Paying ‘the price of membership’

I've been working on a piece on joining an organization – which took me back several years to the time I was doing the research for my thesis on organizational socialization. (Incidentally this is about to be published in total by VDM Publishing. They contacted me – I don't know their processes for finding potential work – anyway, they "publish academic research worldwide – at no cost to our authors".)

What I was working on yesterday was the 'price of membership' – the cost to the new joiner of being culturally assimilated. It marks the point of transitioning, or crossing the boundary, from being an outsider to an insider. It's an intriguing concept in that everyone taking on a new role – both to a new company and as a job move within their current company – has to pay. It's a recognition of acceptance by others in the group.

It seems to me that sometimes the price paid is obvious and perhaps costly, and sometimes it is barely noticeable as payment at all. Talking with new joiners it appears that the price is 'paid' in various ways and can be an all at once payment, an 'installment plan' with an end point, or an ongoing 'tax' that, in fact, everyone pays – the type of due that is extracted from all employees regardless of whether they are new or not. The most common types of 'price of membership' mentioned by new joiners are:

• An initiation test: This is not usually the consciously set 'head in lavatory pan' hazing type of trial, but it can feel like it as it is usually a high profile make or break event often related to the completion and presentation of a first task or project that has to be successfully achieved quickly.
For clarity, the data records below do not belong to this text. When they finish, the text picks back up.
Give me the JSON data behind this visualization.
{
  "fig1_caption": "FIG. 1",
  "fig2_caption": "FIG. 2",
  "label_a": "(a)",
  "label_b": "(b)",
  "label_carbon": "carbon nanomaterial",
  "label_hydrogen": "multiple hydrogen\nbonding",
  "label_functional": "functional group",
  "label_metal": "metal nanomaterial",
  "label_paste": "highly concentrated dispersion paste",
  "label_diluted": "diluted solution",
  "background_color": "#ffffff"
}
• An endurance and/or proving process: Often this is about showing that the joiner can 'play the game' in the approved way (even although the rules are usually not that clear), or as one person said 'proving, over a certain time period, that you're a safe pair of hands, capable of handling certain projects'.

• Gradual personal change and/or adaptation: People described all the adjustments to style and approach that they had to make within the first days and weeks of starting the new role – as they quickly learned that what worked in their previous role was not necessarily appropriate in their new role.

If a joiner chooses not to, or simply can't – through personality, inability to adapt, etc. – pay the price of membership the usually inevitable outcome is that he or she is frozen out, ostracized and/or quits the organization. In other words, without social acceptance – achieved after paying the price of membership – a new joiner can't do the job. I'd be interested in hearing any stories people have on their price of membership experiences.